County Executive Ken Ulman considers this week’s power failure “unacceptable,” county spokesman Kevin Enright wrote in an email to The Washington Times.
“Clearly there’s an expense side to it, but when it’s a piece of infrastructure that’s this critical, we’ve got to look very seriously at upgrading the power capabilities there,” he wrote.
But some want to know why the latest incident occurred at all if it had happened once before.
“For the county to have experienced this before and apparently not acted is irresponsible,” said Claudia Friedetzky, conservation representative for the Maryland chapter of the Sierra Club.
After the 2008 spill, Mr. Enright said county officials installed a large generator to increase response time at the plant from about 15 minutes to an hour, essentially buying more time until power crews could restore electricity.
“The reasoning for this was that this hour would allow [Baltimore Gas and Electric] and county utilities staff time to resolve the typical electrical outage we have seen,” Mr. Enright wrote.
Instead, the plant lost power at 11 p.m. Monday, as the superstorm downed trees and power lines across the region, saving its most destructive power for the New Jersey coastline. Utility crews arrived at 7 the next morning, restoring some power within a few hours. And the plant later returned to normal operations.
Mr. Enright wrote that the county has hired an engineering firm to evaluate power sources at the plant “to make sure this doesn’t happen again.”
The Environmental Protection Agency declined to comment on the spill, referring questions to Maryland environmental regulators.
State and county officials have said there was no public health hazard and drinking water sources were not affected. They also said that while raw sewage spilled into the river, most of the overflow consisted of stormwater.
Still, the spill appears by far the largest accident at the plant in recent years. A state database shows at least eight reported overflows from the plant since 2005, not including this week’s incident. Most of incidents were small spills of a few thousand gallons each, but even the larger discharges did not approach 1 million gallons.
The county’s assurances didn’t comfort Rick Aley, a commercial fisherman who crabs and fishes in the Patuxent River much further downstream.
“I think it stinks,” said Mr. Aley, who lives in St. Mary’s County but works along the Patuxent River, which is fed by the Little Patuxent River.
“The sewage is going to sink to the sediment and go into the mud,” he said.
State officials insist the shellfish beds are too far away to be affected and that if fishermen have any concerns, they should always wash their hands. In addition, much closer to the plant, local health officials ordered parts of the river closed this week and warned people not to have direct contact with the river water.

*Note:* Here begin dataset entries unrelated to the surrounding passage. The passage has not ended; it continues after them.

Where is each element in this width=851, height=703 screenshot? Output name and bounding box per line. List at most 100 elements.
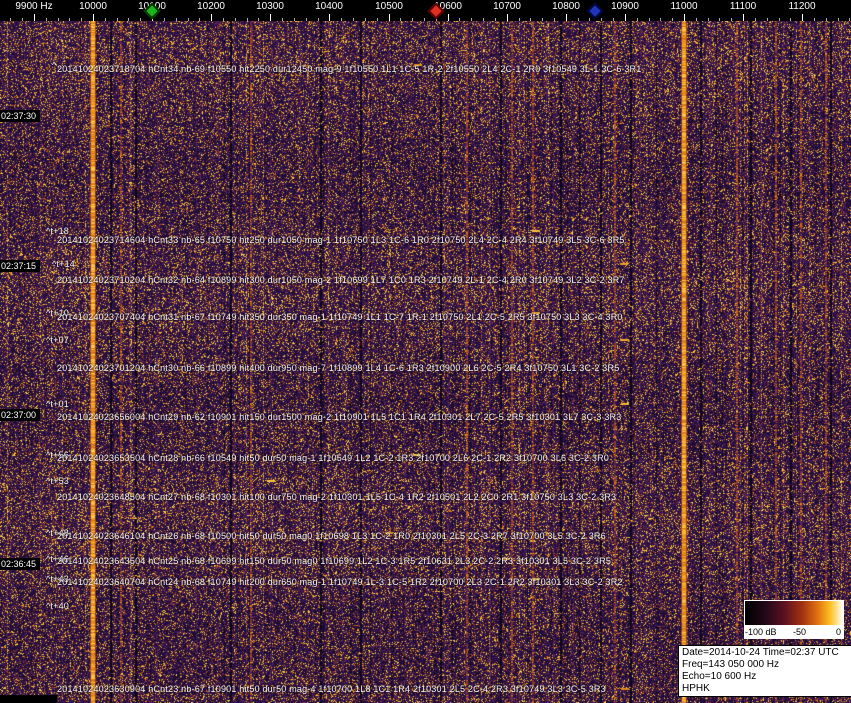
freq-tick xyxy=(365,18,366,21)
detection-log-line: 20141024023630904 hCnt23 nb-67 f10901 hi… xyxy=(57,684,606,694)
freq-tick xyxy=(318,18,319,21)
freq-tick xyxy=(46,18,47,21)
freq-tick xyxy=(507,14,508,21)
legend-mid-label: -50 xyxy=(793,627,807,637)
freq-tick xyxy=(294,18,295,21)
event-time-marker: ^t+53 xyxy=(46,476,69,486)
freq-tick xyxy=(247,18,248,21)
observation-info-box: Date=2014-10-24 Time=02:37 UTC Freq=143 … xyxy=(678,645,851,697)
freq-tick xyxy=(767,18,768,21)
legend-min-label: -100 dB xyxy=(745,627,777,637)
freq-tick xyxy=(258,18,259,21)
event-time-marker: ^t+40 xyxy=(46,601,69,611)
freq-tick xyxy=(802,14,803,21)
freq-tick xyxy=(211,14,212,21)
freq-tick xyxy=(400,18,401,21)
freq-tick xyxy=(176,18,177,21)
freq-tick xyxy=(235,18,236,21)
freq-tick xyxy=(519,18,520,21)
freq-tick xyxy=(660,18,661,21)
time-axis-label: 02:36:45 xyxy=(0,558,41,570)
detection-log-line: 20141024023643504 hCnt25 nb-68 f10699 hi… xyxy=(57,556,612,566)
freq-tick-label: 9900 Hz xyxy=(15,1,53,12)
freq-tick xyxy=(22,18,23,21)
freq-tick xyxy=(128,18,129,21)
detection-log-line: 20141024023640704 hCnt24 nb-68 f10749 hi… xyxy=(57,577,623,587)
freq-tick xyxy=(412,18,413,21)
freq-tick xyxy=(223,18,224,21)
freq-tick-label: 11000 xyxy=(670,1,698,12)
info-date-line: Date=2014-10-24 Time=02:37 UTC xyxy=(682,647,839,658)
detection-log-line: 20141024023718704 hCnt34 nb-69 f10550 hi… xyxy=(57,64,642,74)
freq-tick xyxy=(58,18,59,21)
frequency-ruler: 9900 Hz100001010010200103001040010500106… xyxy=(0,0,851,21)
freq-tick xyxy=(743,14,744,21)
freq-tick xyxy=(424,18,425,21)
freq-tick-label: 10400 xyxy=(315,1,343,12)
freq-tick xyxy=(199,18,200,21)
freq-tick xyxy=(684,14,685,21)
info-station-id: HPHK xyxy=(682,683,710,694)
time-axis-label: 02:37:30 xyxy=(0,110,41,122)
freq-tick xyxy=(554,18,555,21)
event-time-marker: ^t+01 xyxy=(46,399,69,409)
freq-tick xyxy=(814,18,815,21)
freq-tick-label: 10000 xyxy=(79,1,107,12)
freq-tick xyxy=(282,18,283,21)
freq-tick xyxy=(530,18,531,21)
freq-tick xyxy=(448,14,449,21)
freq-tick xyxy=(93,14,94,21)
detection-log-line: 20141024023653504 hCnt28 nb-66 f10549 hi… xyxy=(57,453,610,463)
freq-tick xyxy=(542,18,543,21)
freq-tick xyxy=(566,14,567,21)
legend-gradient-bar xyxy=(744,600,844,626)
freq-tick xyxy=(589,18,590,21)
freq-tick xyxy=(81,18,82,21)
freq-tick xyxy=(578,18,579,21)
detection-log-line: 20141024023710204 hCnt32 nb-64 f10899 hi… xyxy=(57,275,625,285)
freq-tick xyxy=(341,18,342,21)
freq-tick xyxy=(270,14,271,21)
spectrogram-canvas xyxy=(0,0,851,703)
freq-tick xyxy=(637,18,638,21)
freq-tick xyxy=(140,18,141,21)
freq-tick xyxy=(10,18,11,21)
freq-tick xyxy=(601,18,602,21)
freq-tick xyxy=(353,18,354,21)
freq-tick-label: 10800 xyxy=(552,1,580,12)
freq-tick xyxy=(495,18,496,21)
time-axis-label: 02:37:00 xyxy=(0,409,41,421)
freq-tick xyxy=(731,18,732,21)
freq-tick-label: 10200 xyxy=(197,1,225,12)
freq-tick xyxy=(329,14,330,21)
freq-tick xyxy=(483,18,484,21)
freq-tick xyxy=(696,18,697,21)
blue-freq-marker-icon xyxy=(586,2,604,20)
meteor-spectrogram-display: 9900 Hz100001010010200103001040010500106… xyxy=(0,0,851,703)
freq-tick xyxy=(790,18,791,21)
freq-tick xyxy=(849,18,850,21)
detection-log-line: 20141024023648504 hCnt27 nb-68 f10301 hi… xyxy=(57,492,617,502)
freq-tick xyxy=(779,18,780,21)
freq-tick xyxy=(649,18,650,21)
detection-log-line: 20141024023646104 hCnt26 nb-68 f10500 hi… xyxy=(57,531,606,541)
freq-tick xyxy=(625,14,626,21)
freq-tick xyxy=(613,18,614,21)
freq-tick xyxy=(719,18,720,21)
freq-tick xyxy=(377,18,378,21)
freq-tick xyxy=(164,18,165,21)
freq-tick-label: 10300 xyxy=(256,1,284,12)
detection-log-line: 20141024023714604 hCnt33 nb-65 f10750 hi… xyxy=(57,235,625,245)
freq-tick xyxy=(708,18,709,21)
freq-tick xyxy=(105,18,106,21)
info-freq-line: Freq=143 050 000 Hz xyxy=(682,659,780,670)
event-time-marker: ^t+14 xyxy=(52,259,75,269)
info-echo-line: Echo=10 600 Hz xyxy=(682,671,757,682)
freq-tick xyxy=(69,18,70,21)
freq-tick xyxy=(389,14,390,21)
freq-tick xyxy=(471,18,472,21)
freq-tick xyxy=(117,18,118,21)
freq-tick xyxy=(34,14,35,21)
legend-scale-labels: -100 dB -50 0 xyxy=(744,626,844,639)
freq-tick-label: 11100 xyxy=(729,1,757,12)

Jay Apperson, a spokesman for the Maryland Department of the Environment, said state inspectors were sent out into the river to test the upstream and downstream waters around the plant.
While he said it’s not unusual for water treatment plants to experience overflows during a big storm, he noted that Howard County was working to make improvements under the terms of a consent decree it entered into with Maryland in 2010.